Conclusion and Next Steps
Decision: Proceed with Guardrails
Rationale: OCD has a biologically coherent mechanistic link to duloxetine's SNRI profile, and the evidence base — one completed Phase 4 trial, one double-blind augmentation RCT, one open-label trial, and a series of independently published case reports and reviews — represents the most substantive clinical foundation among all 10 TxGNN-predicted indications in this pack. However, the largest dedicated trial enrolled only 20 patients, the RCT focused on augmentation in treatment-resistant cases rather than first-line monotherapy, and duloxetine is not registered in Singapore. Proceeding requires defined guardrails rather than immediate clinical adoption.

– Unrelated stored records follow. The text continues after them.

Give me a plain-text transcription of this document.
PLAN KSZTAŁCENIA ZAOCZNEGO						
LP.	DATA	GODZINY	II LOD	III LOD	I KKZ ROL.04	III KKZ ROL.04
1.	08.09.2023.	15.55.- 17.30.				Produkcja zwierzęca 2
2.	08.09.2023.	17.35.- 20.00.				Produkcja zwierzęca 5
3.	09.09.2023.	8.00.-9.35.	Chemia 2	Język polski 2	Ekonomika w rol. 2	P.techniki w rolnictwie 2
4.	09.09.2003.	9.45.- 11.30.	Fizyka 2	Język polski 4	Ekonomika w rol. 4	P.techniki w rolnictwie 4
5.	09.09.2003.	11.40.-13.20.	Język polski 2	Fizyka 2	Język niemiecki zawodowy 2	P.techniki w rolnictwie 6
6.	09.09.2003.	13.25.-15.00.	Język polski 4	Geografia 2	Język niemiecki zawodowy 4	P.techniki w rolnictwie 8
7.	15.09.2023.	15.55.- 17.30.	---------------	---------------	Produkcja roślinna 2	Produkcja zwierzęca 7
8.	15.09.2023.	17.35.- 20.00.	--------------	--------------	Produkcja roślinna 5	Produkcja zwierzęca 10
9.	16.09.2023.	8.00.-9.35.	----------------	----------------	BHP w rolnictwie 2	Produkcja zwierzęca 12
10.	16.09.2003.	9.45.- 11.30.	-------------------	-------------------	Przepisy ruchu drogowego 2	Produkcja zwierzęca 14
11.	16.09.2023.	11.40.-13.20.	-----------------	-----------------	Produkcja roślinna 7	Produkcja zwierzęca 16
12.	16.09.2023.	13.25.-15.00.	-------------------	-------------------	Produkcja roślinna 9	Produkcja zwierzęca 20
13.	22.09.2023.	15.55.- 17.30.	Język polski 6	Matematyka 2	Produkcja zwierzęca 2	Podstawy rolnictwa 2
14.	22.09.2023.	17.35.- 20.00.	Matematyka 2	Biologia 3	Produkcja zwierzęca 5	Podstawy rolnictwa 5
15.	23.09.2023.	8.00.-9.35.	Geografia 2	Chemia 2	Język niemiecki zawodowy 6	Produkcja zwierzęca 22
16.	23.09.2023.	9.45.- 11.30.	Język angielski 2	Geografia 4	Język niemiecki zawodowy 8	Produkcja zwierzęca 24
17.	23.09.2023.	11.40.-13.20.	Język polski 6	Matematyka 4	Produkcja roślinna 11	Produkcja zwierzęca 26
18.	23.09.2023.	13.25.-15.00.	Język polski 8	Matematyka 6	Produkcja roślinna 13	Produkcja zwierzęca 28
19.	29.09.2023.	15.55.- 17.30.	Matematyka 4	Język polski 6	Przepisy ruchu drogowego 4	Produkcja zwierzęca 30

To proceed, the following is needed:
- Safety data gap resolution: Obtain full prescribing information (package insert) to extract key warnings, contraindications, and drug-drug interactions — this is currently a blocking gap
- MOA confirmation: Query DrugBank API for the formal mechanism of action entry (DB00476) to support regulatory submissions
- Singapore HSA pathway: Evaluate HSA registration requirements or Special Access Route eligibility, as the drug has zero existing licenses in Singapore
- Trial design: Commission a powered Phase 2 randomised controlled trial (estimated n ≥ 80–120) focused on either treatment-naive OCD or treatment-resistant OCD (augmentation strategy appears particularly promising based on PMID 27811556)
- Patient stratification: Define target population clearly — evidence suggests augmentation in SRI-resistant patients may be the highest-yield entry point
- Dose-finding: Existing case reports suggest supratherapeutic dosing may be relevant in resistant cases; a formal dose-finding component should be considered
Disclaimer
This content is for research purposes only and does not constitute medical advice. Clinical validation is required before any clinical application.